3a- Fotografische Sozialisation durch Fotoforen und Fotomagazine: Orientierungsbedarf

Wer sich eines Tages entschließt, den wenig ambitionierten Bereich der persönlichen Familiendokumentation und der Erinnerungsfotos zu verlassen, um sich fortan der großen Bildkunst zu widmen, wird als Allererstes „etwas Besseres“ kaufen wollen. Denn dass man für die hohe Bildkunst (oder das Kunstbild?) „etwas Besseres“ braucht, ist jedem klar, das gilt quasi als Allgemeinwissen, auch und besonders bei Nichtfotografen.

Die quasi blinde Entscheidung für die Anschaffung von „etwas Besserem“ kann schon der erste Fehler auf dem Weg in eine ambitionierte Fotografie sein und ist es auch meistens. Richtig wäre es, zunächst zu überprüfen, welche Art von hoher Kunst man fortan produzieren will und ob das nicht auch erst einmal mit dem vorhandenen Familien- und Reiseapparätchen geht.

Nun soll aber nicht verschwiegen werden, dass dieser Vorschlag natürlich ein rein theoretischer ist, weil der ambitionsfreie Familienknipser erstens nicht weiß, welche Art hoher Kunst er künftig produzieren will, und, wenn er es (zweitens) wüsste, ihm die technisch-handwerklichen Kenntnisse fehlen um zu beurteilen, wie weit die Leistung der kleinen Kamera reicht, relativ zu seinen Absichten, die schön aber nur diffus und vielfältig vor seinem geistigen Auge wabern. Er kauft also „was Besseres“ in der absoluten Gewissheit der Unvermeidbarkeit einer solchen meist streng budgetierten Anschaffung. Der Weg zur großen Fotokunst beginnt also mit Käufen, nicht mit Lernen oder Probieren.

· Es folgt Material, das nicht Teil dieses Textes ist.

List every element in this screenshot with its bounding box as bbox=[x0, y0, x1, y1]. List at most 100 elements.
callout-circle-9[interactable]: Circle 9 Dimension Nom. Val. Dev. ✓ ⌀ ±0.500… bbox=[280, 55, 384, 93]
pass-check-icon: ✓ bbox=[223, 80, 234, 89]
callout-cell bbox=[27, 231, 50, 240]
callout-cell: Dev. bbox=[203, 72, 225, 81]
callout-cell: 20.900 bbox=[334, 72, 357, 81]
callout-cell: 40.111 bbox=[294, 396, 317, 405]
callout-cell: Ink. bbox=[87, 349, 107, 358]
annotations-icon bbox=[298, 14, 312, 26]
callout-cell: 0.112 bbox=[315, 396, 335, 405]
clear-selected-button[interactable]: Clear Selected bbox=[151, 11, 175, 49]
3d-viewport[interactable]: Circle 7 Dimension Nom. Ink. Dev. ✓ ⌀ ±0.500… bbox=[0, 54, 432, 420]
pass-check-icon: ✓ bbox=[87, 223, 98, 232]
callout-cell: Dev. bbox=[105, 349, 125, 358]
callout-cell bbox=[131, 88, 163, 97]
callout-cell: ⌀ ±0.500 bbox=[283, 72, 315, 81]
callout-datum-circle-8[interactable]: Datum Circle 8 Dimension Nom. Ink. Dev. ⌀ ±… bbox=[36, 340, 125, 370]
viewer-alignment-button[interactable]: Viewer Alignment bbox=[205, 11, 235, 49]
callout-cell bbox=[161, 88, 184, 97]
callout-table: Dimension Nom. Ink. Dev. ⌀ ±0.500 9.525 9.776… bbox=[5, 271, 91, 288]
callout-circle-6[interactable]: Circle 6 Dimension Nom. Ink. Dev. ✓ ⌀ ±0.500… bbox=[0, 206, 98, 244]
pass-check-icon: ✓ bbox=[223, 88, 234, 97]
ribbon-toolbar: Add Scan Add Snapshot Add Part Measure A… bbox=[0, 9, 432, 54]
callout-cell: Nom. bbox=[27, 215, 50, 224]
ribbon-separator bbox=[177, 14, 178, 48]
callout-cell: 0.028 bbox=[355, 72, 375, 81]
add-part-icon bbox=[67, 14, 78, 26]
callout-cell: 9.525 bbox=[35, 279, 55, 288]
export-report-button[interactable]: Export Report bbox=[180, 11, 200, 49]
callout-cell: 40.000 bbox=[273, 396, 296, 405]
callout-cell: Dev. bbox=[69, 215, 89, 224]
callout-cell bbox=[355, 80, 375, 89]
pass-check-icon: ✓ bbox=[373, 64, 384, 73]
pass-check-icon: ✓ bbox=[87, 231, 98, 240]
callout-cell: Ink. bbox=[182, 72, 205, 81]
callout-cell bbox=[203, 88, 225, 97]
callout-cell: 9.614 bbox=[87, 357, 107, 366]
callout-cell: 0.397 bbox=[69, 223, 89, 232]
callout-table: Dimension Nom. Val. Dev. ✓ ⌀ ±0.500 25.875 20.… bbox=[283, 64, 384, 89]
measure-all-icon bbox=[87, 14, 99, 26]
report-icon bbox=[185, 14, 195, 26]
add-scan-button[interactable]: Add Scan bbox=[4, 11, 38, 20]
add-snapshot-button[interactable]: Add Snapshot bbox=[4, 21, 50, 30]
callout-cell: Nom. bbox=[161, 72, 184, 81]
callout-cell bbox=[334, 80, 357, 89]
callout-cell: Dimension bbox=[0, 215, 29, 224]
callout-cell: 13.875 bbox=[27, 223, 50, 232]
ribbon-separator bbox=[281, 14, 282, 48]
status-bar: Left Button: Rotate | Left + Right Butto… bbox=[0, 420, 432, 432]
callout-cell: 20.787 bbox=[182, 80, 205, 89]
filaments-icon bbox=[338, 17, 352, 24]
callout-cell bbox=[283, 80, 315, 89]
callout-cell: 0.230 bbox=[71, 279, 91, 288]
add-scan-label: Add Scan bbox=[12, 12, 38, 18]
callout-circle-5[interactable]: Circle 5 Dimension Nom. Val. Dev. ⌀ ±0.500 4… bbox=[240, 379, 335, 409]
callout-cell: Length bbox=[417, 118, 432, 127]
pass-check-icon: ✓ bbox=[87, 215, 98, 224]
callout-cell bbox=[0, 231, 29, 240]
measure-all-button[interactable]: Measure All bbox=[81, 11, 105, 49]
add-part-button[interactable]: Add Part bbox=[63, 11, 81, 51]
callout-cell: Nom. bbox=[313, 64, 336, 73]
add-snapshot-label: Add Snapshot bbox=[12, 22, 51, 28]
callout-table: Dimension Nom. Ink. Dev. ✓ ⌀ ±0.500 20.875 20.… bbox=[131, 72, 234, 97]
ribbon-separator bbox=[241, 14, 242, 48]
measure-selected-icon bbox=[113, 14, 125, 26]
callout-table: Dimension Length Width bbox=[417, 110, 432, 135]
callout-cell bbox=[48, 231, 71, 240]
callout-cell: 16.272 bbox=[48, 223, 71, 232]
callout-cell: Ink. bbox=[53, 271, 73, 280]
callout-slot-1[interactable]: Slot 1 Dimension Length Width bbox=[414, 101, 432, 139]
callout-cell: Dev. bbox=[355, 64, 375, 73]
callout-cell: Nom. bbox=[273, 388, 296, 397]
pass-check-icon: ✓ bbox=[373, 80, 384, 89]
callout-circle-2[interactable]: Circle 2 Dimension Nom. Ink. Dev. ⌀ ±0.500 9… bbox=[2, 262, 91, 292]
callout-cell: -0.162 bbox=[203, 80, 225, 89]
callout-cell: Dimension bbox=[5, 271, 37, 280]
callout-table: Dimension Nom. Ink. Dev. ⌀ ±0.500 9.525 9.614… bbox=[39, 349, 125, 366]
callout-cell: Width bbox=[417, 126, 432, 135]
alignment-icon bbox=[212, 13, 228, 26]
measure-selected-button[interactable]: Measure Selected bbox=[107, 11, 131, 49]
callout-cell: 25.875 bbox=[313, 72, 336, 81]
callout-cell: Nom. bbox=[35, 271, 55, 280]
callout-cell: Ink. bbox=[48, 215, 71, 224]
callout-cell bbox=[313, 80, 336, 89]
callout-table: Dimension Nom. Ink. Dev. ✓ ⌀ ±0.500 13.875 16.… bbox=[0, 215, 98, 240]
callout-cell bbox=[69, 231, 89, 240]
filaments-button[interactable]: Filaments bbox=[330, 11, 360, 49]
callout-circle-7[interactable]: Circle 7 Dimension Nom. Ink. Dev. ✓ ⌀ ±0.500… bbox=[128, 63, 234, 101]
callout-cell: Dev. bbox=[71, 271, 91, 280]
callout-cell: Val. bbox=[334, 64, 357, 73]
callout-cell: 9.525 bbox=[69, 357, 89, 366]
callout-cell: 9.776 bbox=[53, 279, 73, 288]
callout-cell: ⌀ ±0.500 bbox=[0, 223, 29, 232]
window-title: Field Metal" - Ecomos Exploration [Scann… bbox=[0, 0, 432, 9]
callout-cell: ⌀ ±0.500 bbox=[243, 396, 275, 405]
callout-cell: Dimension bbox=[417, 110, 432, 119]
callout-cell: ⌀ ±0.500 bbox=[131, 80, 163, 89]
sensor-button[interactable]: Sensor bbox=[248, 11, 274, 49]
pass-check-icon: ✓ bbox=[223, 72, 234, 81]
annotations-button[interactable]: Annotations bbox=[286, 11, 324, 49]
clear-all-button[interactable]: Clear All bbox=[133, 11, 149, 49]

Und damit steht dem jetzt ambitionierten Amateur eine endlose Kette von Wiederholungen dessen bevor, was der Ökonom Fred Hirsch die „Qual der kleinen Entscheidung“ nennt. Er braucht eine Kamera, ein oder zwei Objektive und diverses Zubehör, und er stellt fest, dass es das alles von zehn verschiedenen Anbietern gibt und er über keinerlei Information verfügt, die ihm als Entscheidungsgrundlage dienen könnte. Was besonders beängstigend ist, weil der ambitionierte Amateur selbstverständlich Systemkameras mit proprietären Merkmalen und Anschlüssen benutzen muss und es sich bei den Anschaffungen also um einen sogenannten Systemkauf handelt, somit um Entscheidungen von einiger Tragweite, ganz besonders in Zeiten kürzester Innovationszyklen. Kann man doch im Nu auf einem Haufen veralteten Equipment sitzen, das keiner mehr haben will. Und veraltetes Equipment benutzen zu müssen ist so ziemlich das Schlimmste, was einem ambitionierten Fotografen heutzutage, in der Welt der digitalen Fotografie, passieren kann. Das haben wir ja alle schon bei den PCs gelernt, in den letzten fünfzehn Jahren. Also: Systemkauf, digital und proprietär, das bedeutet höchste Alarmstufe beim Orientierungsbedarf! Zumindest bei Männern, die nicht zu Befreiungschlägen aus der Qual der Entscheidung fähig sind wie Frauen, die eine Kamera kaufen können, weil sie ihnen „am besten gefällt“, wobei sie auch diesen Grund nicht  analytisch hinterfragen müssen. Die Emotion allein genügt als Entscheidungsgrundlage,  das schafft kein Mann.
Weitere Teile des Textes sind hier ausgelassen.